On the Self-stabilization of Mobile Robots in Graphs

TL;DR

This paper introduces a new model for mobile robots in networks with transient faults, explores the possibility of self-stabilizing algorithms for naming and leader election, and provides solutions under minimal assumptions.

Contribution

It presents a novel model for mobile entities with path constraints, studies self-stabilizing algorithms for core problems, and offers solutions demonstrating problem equivalence.

Findings

Impossibility results for naming and leader election without constraints.

Deterministic and probabilistic solutions under minimal assumptions.

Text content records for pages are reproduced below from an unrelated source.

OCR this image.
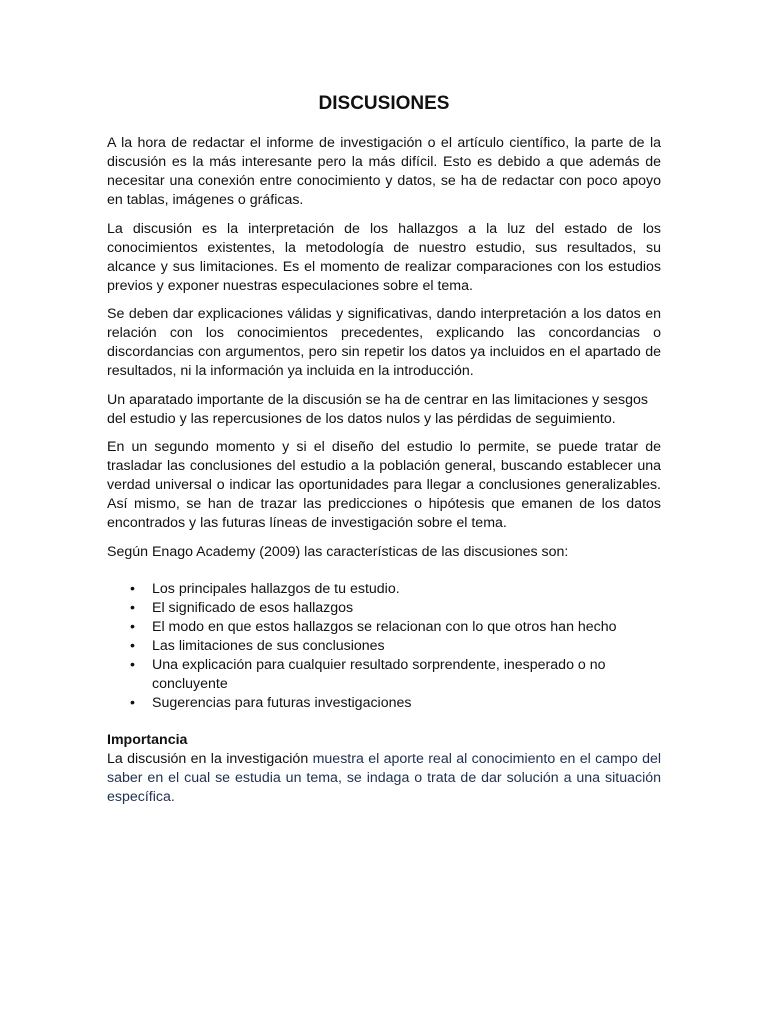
DISCUSIONES

A la hora de redactar el informe de investigación o el artículo científico, la parte de la discusión es la más interesante pero la más difícil. Esto es debido a que además de necesitar una conexión entre conocimiento y datos, se ha de redactar con poco apoyo en tablas, imágenes o gráficas.

La discusión es la interpretación de los hallazgos a la luz del estado de los conocimientos existentes, la metodología de nuestro estudio, sus resultados, su alcance y sus limitaciones. Es el momento de realizar comparaciones con los estudios previos y exponer nuestras especulaciones sobre el tema.

Se deben dar explicaciones válidas y significativas, dando interpretación a los datos en relación con los conocimientos precedentes, explicando las concordancias o discordancias con argumentos, pero sin repetir los datos ya incluidos en el apartado de resultados, ni la información ya incluida en la introducción.

Un aparatado importante de la discusión se ha de centrar en las limitaciones y sesgos del estudio y las repercusiones de los datos nulos y las pérdidas de seguimiento.

En un segundo momento y si el diseño del estudio lo permite, se puede tratar de trasladar las conclusiones del estudio a la población general, buscando establecer una verdad universal o indicar las oportunidades para llegar a conclusiones generalizables. Así mismo, se han de trazar las predicciones o hipótesis que emanen de los datos encontrados y las futuras líneas de investigación sobre el tema.

Según Enago Academy (2009) las características de las discusiones son:

• Los principales hallazgos de tu estudio.
• El significado de esos hallazgos
• El modo en que estos hallazgos se relacionan con lo que otros han hecho
• Las limitaciones de sus conclusiones
• Una explicación para cualquier resultado sorprendente, inesperado o no concluyente
• Sugerencias para futuras investigaciones
Importancia

La discusión en la investigación muestra el aporte real al conocimiento en el campo del saber en el cual se estudia un tema, se indaga o trata de dar solución a una situación específica.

Equivalence of naming and leader election problems via reduction.

Abstract

Self-stabilization is a versatile technique to withstand any transient fault in a distributed system. Mobile robots (or agents) are one of the emerging trends in distributed computing as they mimic autonomous biologic entities. The contribution of this paper is threefold. First, we present a new model for studying mobile entities in networks subject to transient faults. Our model differs from the classical robot model because robots have constraints about the paths they are allowed to follow, and from the classical agent model because the number of agents remains fixed throughout the execution of the protocol. Second, in this model, we study the possibility of designing self-stabilizing algorithms when those algorithms are run by mobile robots (or agents) evolving on a graph. We concentrate on the core building blocks of robot and agents problems: naming and leader election. Not surprisingly, when no constraints are given on the network graph topology and local execution model, both problems are impossible to solve. Finally, using minimal hypothesis with respect to impossibility results, we provide deterministic and probabilistic solutions to both problems, and show equivalence of these problems by an algorithmic reduction mechanism.